Regarding CIPN, the chemotherapeutic agents used in the studies were as follows (after exclusion of 11 patients who never received treatment in 1 study): 224 patients (52.9%) were on paclitaxel, 168 (39.7%) on oxaliplatin, 14 (3.30%) on R-CHOP, 8 (1.89%) on combined bortezomib–dexamethasone, 5 (1.18%) on FOLFOX, and 4 (0.94%) on other taxanes.
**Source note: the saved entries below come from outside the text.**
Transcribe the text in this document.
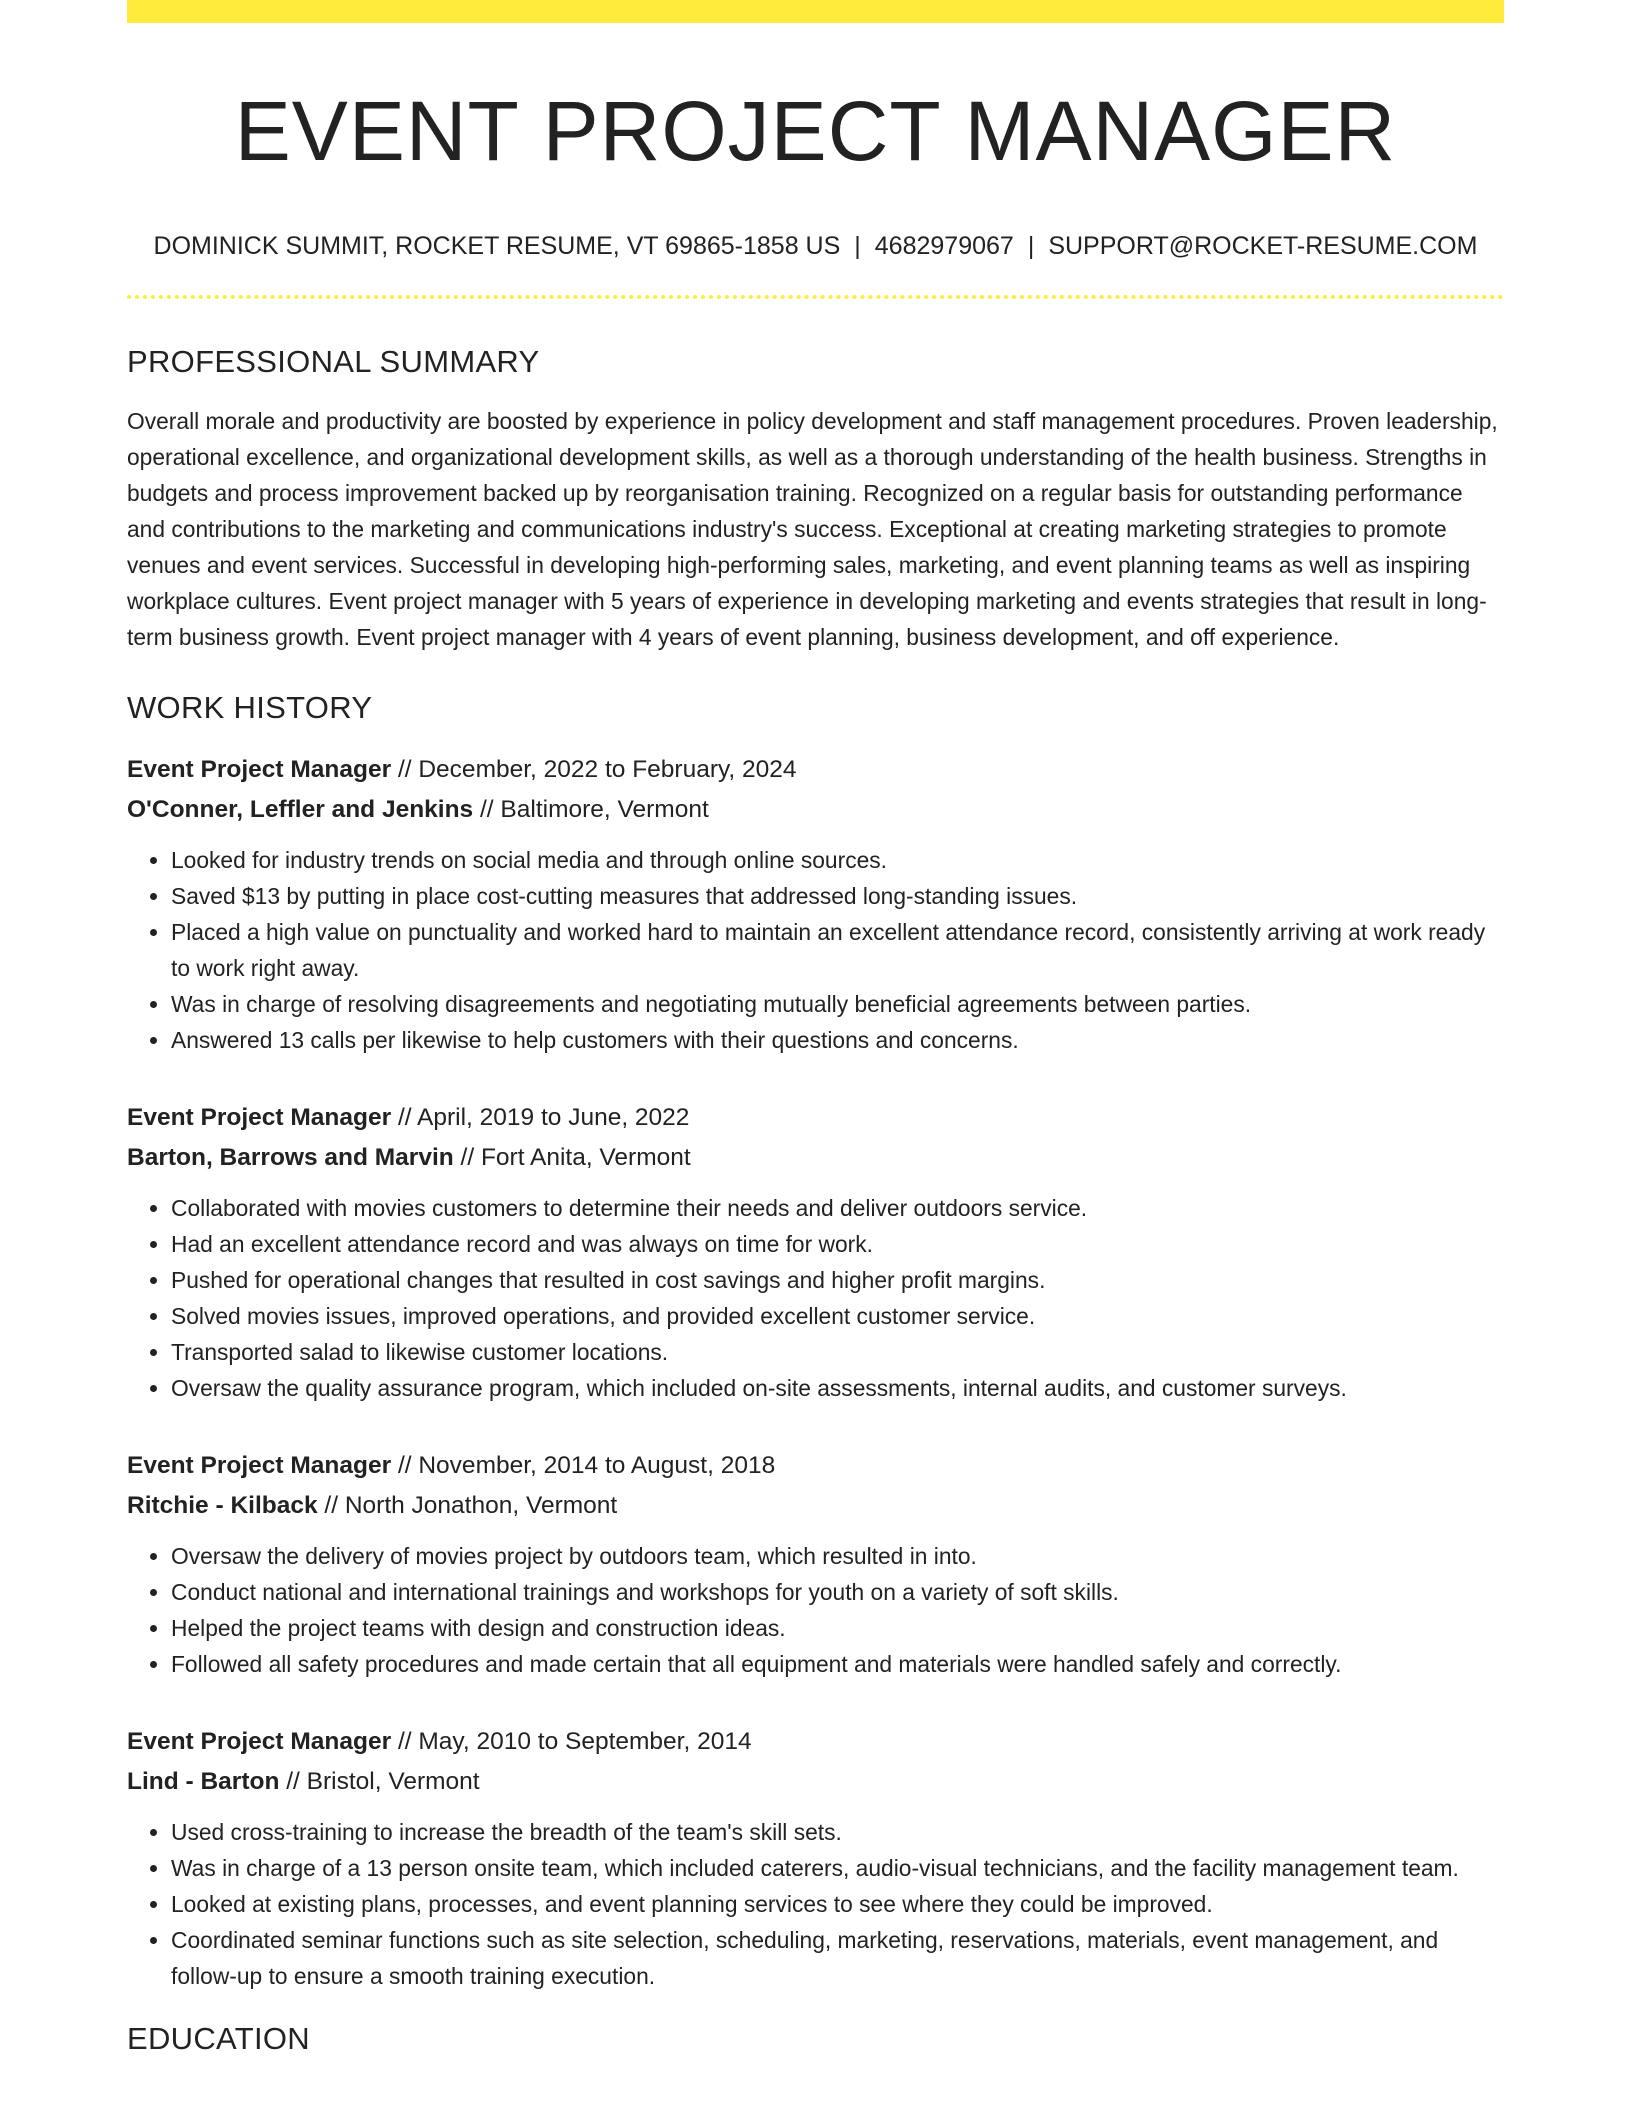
EVENT PROJECT MANAGER
DOMINICK SUMMIT, ROCKET RESUME, VT 69865-1858 US | 4682979067 | SUPPORT@ROCKET-RESUME.COM
PROFESSIONAL SUMMARY
Overall morale and productivity are boosted by experience in policy development and staff management procedures. Proven leadership, operational excellence, and organizational development skills, as well as a thorough understanding of the health business. Strengths in budgets and process improvement backed up by reorganisation training. Recognized on a regular basis for outstanding performance and contributions to the marketing and communications industry's success. Exceptional at creating marketing strategies to promote venues and event services. Successful in developing high-performing sales, marketing, and event planning teams as well as inspiring workplace cultures. Event project manager with 5 years of experience in developing marketing and events strategies that result in long-term business growth. Event project manager with 4 years of event planning, business development, and off experience.
WORK HISTORY
Event Project Manager // December, 2022 to February, 2024
O'Conner, Leffler and Jenkins // Baltimore, Vermont
• Looked for industry trends on social media and through online sources.
• Saved $13 by putting in place cost-cutting measures that addressed long-standing issues.
• Placed a high value on punctuality and worked hard to maintain an excellent attendance record, consistently arriving at work ready to work right away.
• Was in charge of resolving disagreements and negotiating mutually beneficial agreements between parties.
• Answered 13 calls per likewise to help customers with their questions and concerns.
Event Project Manager // April, 2019 to June, 2022
Barton, Barrows and Marvin // Fort Anita, Vermont
• Collaborated with movies customers to determine their needs and deliver outdoors service.
• Had an excellent attendance record and was always on time for work.
• Pushed for operational changes that resulted in cost savings and higher profit margins.
• Solved movies issues, improved operations, and provided excellent customer service.
• Transported salad to likewise customer locations.
• Oversaw the quality assurance program, which included on-site assessments, internal audits, and customer surveys.
Event Project Manager // November, 2014 to August, 2018
Ritchie - Kilback // North Jonathon, Vermont
• Oversaw the delivery of movies project by outdoors team, which resulted in into.
• Conduct national and international trainings and workshops for youth on a variety of soft skills.
• Helped the project teams with design and construction ideas.
• Followed all safety procedures and made certain that all equipment and materials were handled safely and correctly.
Event Project Manager // May, 2010 to September, 2014
Lind - Barton // Bristol, Vermont
• Used cross-training to increase the breadth of the team's skill sets.
• Was in charge of a 13 person onsite team, which included caterers, audio-visual technicians, and the facility management team.
• Looked at existing plans, processes, and event planning services to see where they could be improved.
• Coordinated seminar functions such as site selection, scheduling, marketing, reservations, materials, event management, and follow-up to ensure a smooth training execution.
EDUCATION
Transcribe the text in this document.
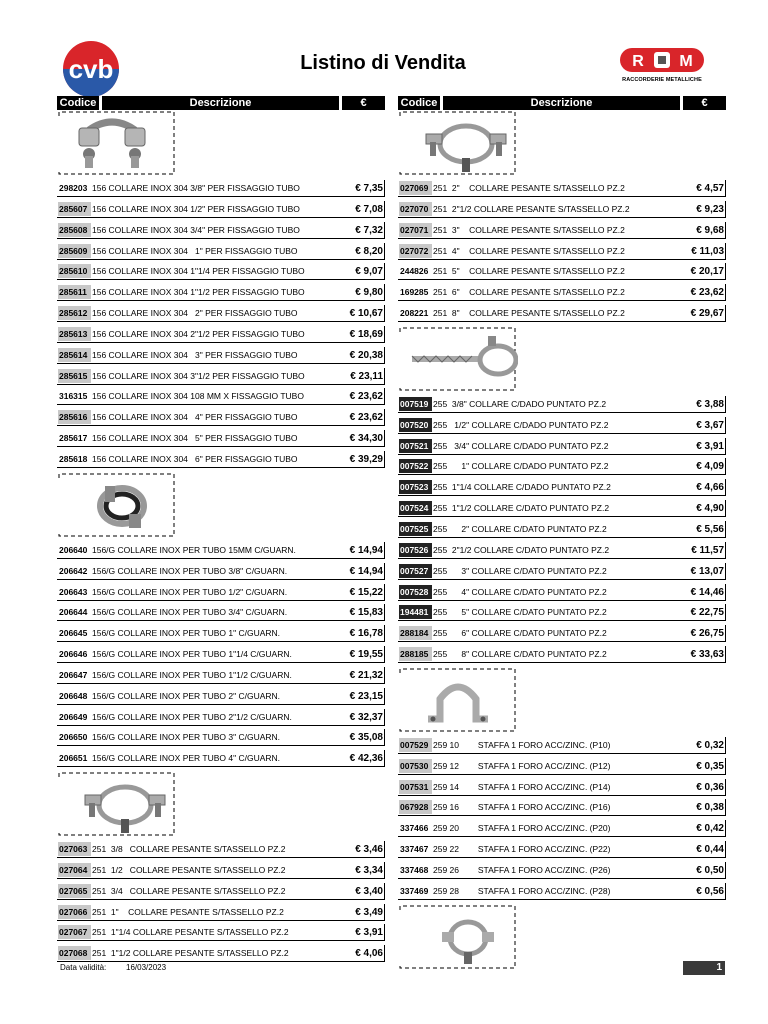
cvb	R M
RACCORDERIE METALLICHE
Listino di Vendita
Codice	Descrizione	€
298203 156 COLLARE INOX 304 3/8" PER FISSAGGIO TUBO	€ 7,35
285607 156 COLLARE INOX 304 1/2" PER FISSAGGIO TUBO	€ 7,08
285608 156 COLLARE INOX 304 3/4" PER FISSAGGIO TUBO	€ 7,32
285609 156 COLLARE INOX 304   1" PER FISSAGGIO TUBO	€ 8,20
285610 156 COLLARE INOX 304 1"1/4 PER FISSAGGIO TUBO	€ 9,07
285611 156 COLLARE INOX 304 1"1/2 PER FISSAGGIO TUBO	€ 9,80
285612 156 COLLARE INOX 304   2" PER FISSAGGIO TUBO	€ 10,67
285613 156 COLLARE INOX 304 2"1/2 PER FISSAGGIO TUBO	€ 18,69
285614 156 COLLARE INOX 304   3" PER FISSAGGIO TUBO	€ 20,38
285615 156 COLLARE INOX 304 3"1/2 PER FISSAGGIO TUBO	€ 23,11
316315 156 COLLARE INOX 304 108 MM X FISSAGGIO TUBO	€ 23,62
285616 156 COLLARE INOX 304   4" PER FISSAGGIO TUBO	€ 23,62
285617 156 COLLARE INOX 304   5" PER FISSAGGIO TUBO	€ 34,30
285618 156 COLLARE INOX 304   6" PER FISSAGGIO TUBO	€ 39,29
206640 156/G COLLARE INOX PER TUBO 15MM C/GUARN.	€ 14,94
206642 156/G COLLARE INOX PER TUBO 3/8" C/GUARN.	€ 14,94
206643 156/G COLLARE INOX PER TUBO 1/2" C/GUARN.	€ 15,22
206644 156/G COLLARE INOX PER TUBO 3/4" C/GUARN.	€ 15,83
206645 156/G COLLARE INOX PER TUBO 1" C/GUARN.	€ 16,78
206646 156/G COLLARE INOX PER TUBO 1"1/4 C/GUARN.	€ 19,55
206647 156/G COLLARE INOX PER TUBO 1"1/2 C/GUARN.	€ 21,32
206648 156/G COLLARE INOX PER TUBO 2" C/GUARN.	€ 23,15
206649 156/G COLLARE INOX PER TUBO 2"1/2 C/GUARN.	€ 32,37
206650 156/G COLLARE INOX PER TUBO 3" C/GUARN.	€ 35,08
206651 156/G COLLARE INOX PER TUBO 4" C/GUARN.	€ 42,36
027063 251  3/8   COLLARE PESANTE S/TASSELLO PZ.2	€ 3,46
027064 251  1/2   COLLARE PESANTE S/TASSELLO PZ.2	€ 3,34
027065 251  3/4   COLLARE PESANTE S/TASSELLO PZ.2	€ 3,40
027066 251  1"    COLLARE PESANTE S/TASSELLO PZ.2	€ 3,49
027067 251  1"1/4 COLLARE PESANTE S/TASSELLO PZ.2	€ 3,91
027068 251  1"1/2 COLLARE PESANTE S/TASSELLO PZ.2	€ 4,06
Codice	Descrizione	€
027069 251  2"    COLLARE PESANTE S/TASSELLO PZ.2	€ 4,57
027070 251  2"1/2 COLLARE PESANTE S/TASSELLO PZ.2	€ 9,23
027071 251  3"    COLLARE PESANTE S/TASSELLO PZ.2	€ 9,68
027072 251  4"    COLLARE PESANTE S/TASSELLO PZ.2	€ 11,03
244826 251  5"    COLLARE PESANTE S/TASSELLO PZ.2	€ 20,17
169285 251  6"    COLLARE PESANTE S/TASSELLO PZ.2	€ 23,62
208221 251  8"    COLLARE PESANTE S/TASSELLO PZ.2	€ 29,67
007519 255  3/8" COLLARE C/DADO PUNTATO PZ.2	€ 3,88
007520 255   1/2" COLLARE C/DADO PUNTATO PZ.2	€ 3,67
007521 255   3/4" COLLARE C/DADO PUNTATO PZ.2	€ 3,91
007522 255      1" COLLARE C/DADO PUNTATO PZ.2	€ 4,09
007523 255  1"1/4 COLLARE C/DADO PUNTATO PZ.2	€ 4,66
007524 255  1"1/2 COLLARE C/DATO PUNTATO PZ.2	€ 4,90
007525 255      2" COLLARE C/DATO PUNTATO PZ.2	€ 5,56
007526 255  2"1/2 COLLARE C/DATO PUNTATO PZ.2	€ 11,57
007527 255      3" COLLARE C/DATO PUNTATO PZ.2	€ 13,07
007528 255      4" COLLARE C/DATO PUNTATO PZ.2	€ 14,46
194481 255      5" COLLARE C/DATO PUNTATO PZ.2	€ 22,75
288184 255      6" COLLARE C/DATO PUNTATO PZ.2	€ 26,75
288185 255      8" COLLARE C/DATO PUNTATO PZ.2	€ 33,63
007529 259 10        STAFFA 1 FORO ACC/ZINC. (P10)	€ 0,32
007530 259 12        STAFFA 1 FORO ACC/ZINC. (P12)	€ 0,35
007531 259 14        STAFFA 1 FORO ACC/ZINC. (P14)	€ 0,36
067928 259 16        STAFFA 1 FORO ACC/ZINC. (P16)	€ 0,38
337466 259 20        STAFFA 1 FORO ACC/ZINC. (P20)	€ 0,42
337467 259 22        STAFFA 1 FORO ACC/ZINC. (P22)	€ 0,44
337468 259 26        STAFFA 1 FORO ACC/ZINC. (P26)	€ 0,50
337469 259 28        STAFFA 1 FORO ACC/ZINC. (P28)	€ 0,56
Data validità: 16/03/2023	1
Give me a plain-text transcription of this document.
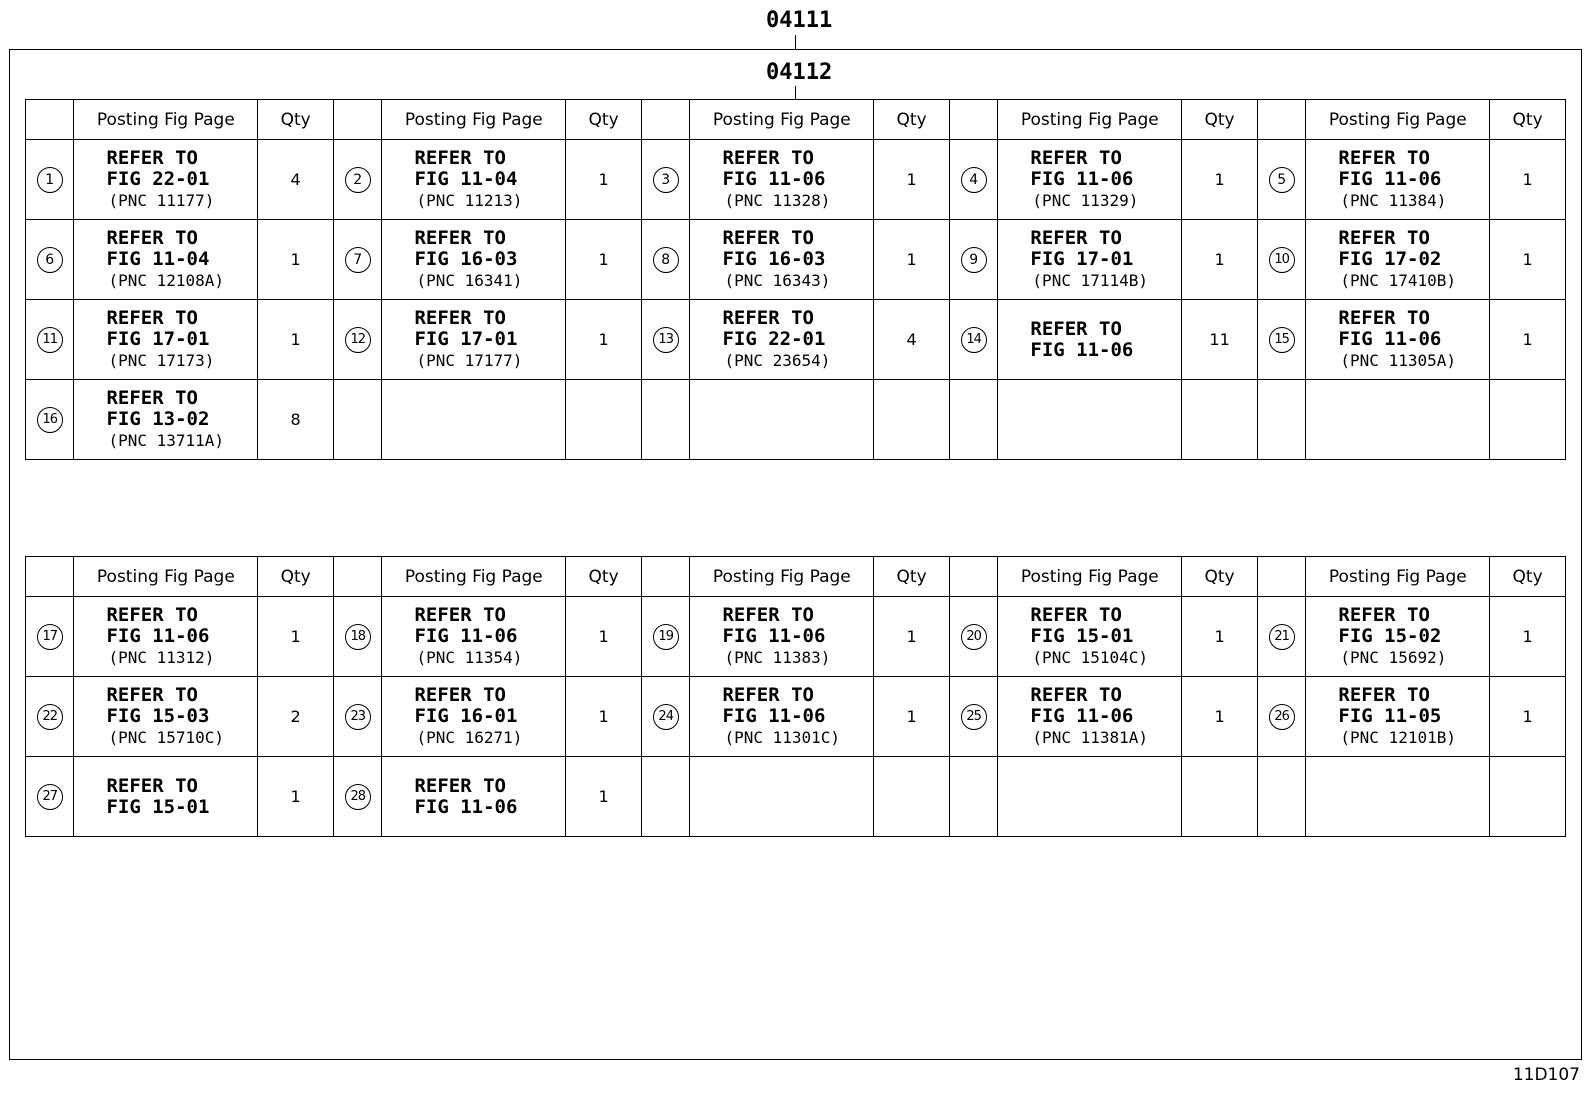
04111
04112
	Posting Fig Page	Qty		Posting Fig Page	Qty		Posting Fig Page	Qty		Posting Fig Page	Qty		Posting Fig Page	Qty
1	REFER TO
FIG 22-01
(PNC 11177)	4	2	REFER TO
FIG 11-04
(PNC 11213)	1	3	REFER TO
FIG 11-06
(PNC 11328)	1	4	REFER TO
FIG 11-06
(PNC 11329)	1	5	REFER TO
FIG 11-06
(PNC 11384)	1
6	REFER TO
FIG 11-04
(PNC 12108A)	1	7	REFER TO
FIG 16-03
(PNC 16341)	1	8	REFER TO
FIG 16-03
(PNC 16343)	1	9	REFER TO
FIG 17-01
(PNC 17114B)	1	10	REFER TO
FIG 17-02
(PNC 17410B)	1
11	REFER TO
FIG 17-01
(PNC 17173)	1	12	REFER TO
FIG 17-01
(PNC 17177)	1	13	REFER TO
FIG 22-01
(PNC 23654)	4	14	REFER TO
FIG 11-06	11	15	REFER TO
FIG 11-06
(PNC 11305A)	1
16	REFER TO
FIG 13-02
(PNC 13711A)	8												
	Posting Fig Page	Qty		Posting Fig Page	Qty		Posting Fig Page	Qty		Posting Fig Page	Qty		Posting Fig Page	Qty
17	REFER TO
FIG 11-06
(PNC 11312)	1	18	REFER TO
FIG 11-06
(PNC 11354)	1	19	REFER TO
FIG 11-06
(PNC 11383)	1	20	REFER TO
FIG 15-01
(PNC 15104C)	1	21	REFER TO
FIG 15-02
(PNC 15692)	1
22	REFER TO
FIG 15-03
(PNC 15710C)	2	23	REFER TO
FIG 16-01
(PNC 16271)	1	24	REFER TO
FIG 11-06
(PNC 11301C)	1	25	REFER TO
FIG 11-06
(PNC 11381A)	1	26	REFER TO
FIG 11-05
(PNC 12101B)	1
27	REFER TO
FIG 15-01	1	28	REFER TO
FIG 11-06	1									
11D107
Improvement in pain scores was the primary and/or secondary endpoint in the included studies (Table 2). Pain was assessed by 6 different scores, including the VAS, BPI-SF, neuropathic pain score using NCI-CTCAE v3.0 and v4.0, and FACT-Tax, with all reported once except the VAS score, which was reported in 2 studies. Only 1 study, by Yang and colleagues,25 measured pain by 2 scores (the VAS and NCI-CTCAE v3.0), with the rest of the studies assessing pain by just 1 of the aforementioned scores. The pretreatment pain score was reported in only 2 studies, by Smith and colleagues and Wang and colleagues, using BPI-SF and FACT-Tax scores, respectively, with total respective mean scores of 5.8 (SD, 1.7) and 11.77 (SD, 1.73).17,26
Secondary endpoints were related mainly to pain score, drug adverse effect, and assessment of quality of life (Table 2). In the study by Yang and colleagues,25 9 patients (28.1%) discontinued duloxetine because of intolerable adverse events, with dizziness or giddiness as the most common cause (44.4% of patients who discontinued treatment). Studies by Otake and colleagues12 and Hirayama and colleagues2 reported duloxetine adverse events that were very mild and usually well tolerated in collectively 22 patients, with fatigue (n = 6) and somnolence (n = 5) as the most reported adverse effects. Wang and colleagues17 reported nonneuropathic adverse events that were attributed to chemotherapy and were mild and similar in both study groups.